In yet a further embodiment, the corneal inlay is formed from a collagen solution using a mold or a 3-D printer, the mold or the 3-D printer being configured to form the corneal inlay into a predetermined shape for correcting a particular refractive error of the patient.

In still a further embodiment, the corneal inlay is formed using the 3-D printer, the 3-D printer including a nozzle for forming the corneal inlay in layers from a collagen solution, and the 3-D printer being under the control of a data processing device so as to form the corneal inlay into a predetermined shape for correcting a particular refractive error of the patient.

In yet a further embodiment, the step of applying the photosensitizer into the cavity of the eye of the patient further comprises applying riboflavin to the cornea of the eye of the patient so that the riboflavin permeates at least a portion of the host corneal tissue surrounding the corneal inlay and/or at least a portion of the corneal inlay; and the step of irradiating the cornea so as to activate cross-linkers in the corneal inlay and/or cross-linkers in the portion of the tissue surrounding the cavity further comprises irradiating the cornea with ultraviolet radiation so as to activate cross-linkers in the corneal inlay and/or cross-linkers in the portion of the host corneal tissue surrounding the corneal inlay.
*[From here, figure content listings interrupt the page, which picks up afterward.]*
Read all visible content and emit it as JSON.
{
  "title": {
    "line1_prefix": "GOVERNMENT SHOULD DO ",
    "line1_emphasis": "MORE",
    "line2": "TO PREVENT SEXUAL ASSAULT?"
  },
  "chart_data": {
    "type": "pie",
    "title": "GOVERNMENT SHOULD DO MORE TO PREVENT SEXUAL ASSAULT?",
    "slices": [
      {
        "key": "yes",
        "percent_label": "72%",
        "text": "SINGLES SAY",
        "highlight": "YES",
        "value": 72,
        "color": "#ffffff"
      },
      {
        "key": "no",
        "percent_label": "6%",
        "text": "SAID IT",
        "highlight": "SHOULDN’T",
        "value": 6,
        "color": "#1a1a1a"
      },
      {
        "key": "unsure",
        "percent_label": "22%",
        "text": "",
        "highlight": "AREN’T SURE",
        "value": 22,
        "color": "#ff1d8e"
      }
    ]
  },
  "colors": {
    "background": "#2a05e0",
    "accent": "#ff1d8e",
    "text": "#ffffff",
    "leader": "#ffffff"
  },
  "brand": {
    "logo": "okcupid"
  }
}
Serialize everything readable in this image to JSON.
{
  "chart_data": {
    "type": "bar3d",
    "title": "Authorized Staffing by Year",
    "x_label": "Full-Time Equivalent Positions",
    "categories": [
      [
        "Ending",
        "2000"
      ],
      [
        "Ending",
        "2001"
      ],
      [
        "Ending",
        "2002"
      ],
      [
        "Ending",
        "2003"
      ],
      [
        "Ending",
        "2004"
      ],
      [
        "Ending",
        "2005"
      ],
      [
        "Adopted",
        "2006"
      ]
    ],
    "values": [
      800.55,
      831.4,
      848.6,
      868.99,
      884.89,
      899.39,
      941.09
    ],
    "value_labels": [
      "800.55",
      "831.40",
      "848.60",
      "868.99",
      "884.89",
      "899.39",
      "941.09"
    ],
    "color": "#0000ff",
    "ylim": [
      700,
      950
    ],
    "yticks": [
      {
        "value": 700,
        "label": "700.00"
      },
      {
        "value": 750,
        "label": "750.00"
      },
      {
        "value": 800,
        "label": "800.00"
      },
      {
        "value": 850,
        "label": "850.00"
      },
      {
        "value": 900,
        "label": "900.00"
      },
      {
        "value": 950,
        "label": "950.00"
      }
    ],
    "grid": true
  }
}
In still a further embodiment, the step of modifying the shape of the corneal inlay using the laser comprises ablating the corneal inlay using an excimer laser or a femtosecond laser under the control of a Shack-Hartmann wavefront system and a data processing device so as to modify the corneal inlay and a central area of the host corneal tissue to the desired refractive power so that the corneal inlay corrects refractive error of the eye as desired for hyperopia, myopia, astigmatism, or presbyopia after its implantation.

In yet a further embodiment, the corneal inlay is formed from an animal cornea.

In still a further embodiment, the corneal inlay is decellularized using chemical means or gamma radiation, the chemical means for destroying the cellular elements in the corneal inlay are selected from the group consisting of ethanol, glycerol, acids, alkalis, peracetic acid, ammonium hydroxide ionic detergents, sodium dodecyl sulfate, sodium deoxycholate non-ionic detergents, zwitterionic detergents, Triton X-100, benzalkonium chloride, Igepal, genipin, and combinations thereof.

In yet a further embodiment, the corneal inlay is formed from a human cornea.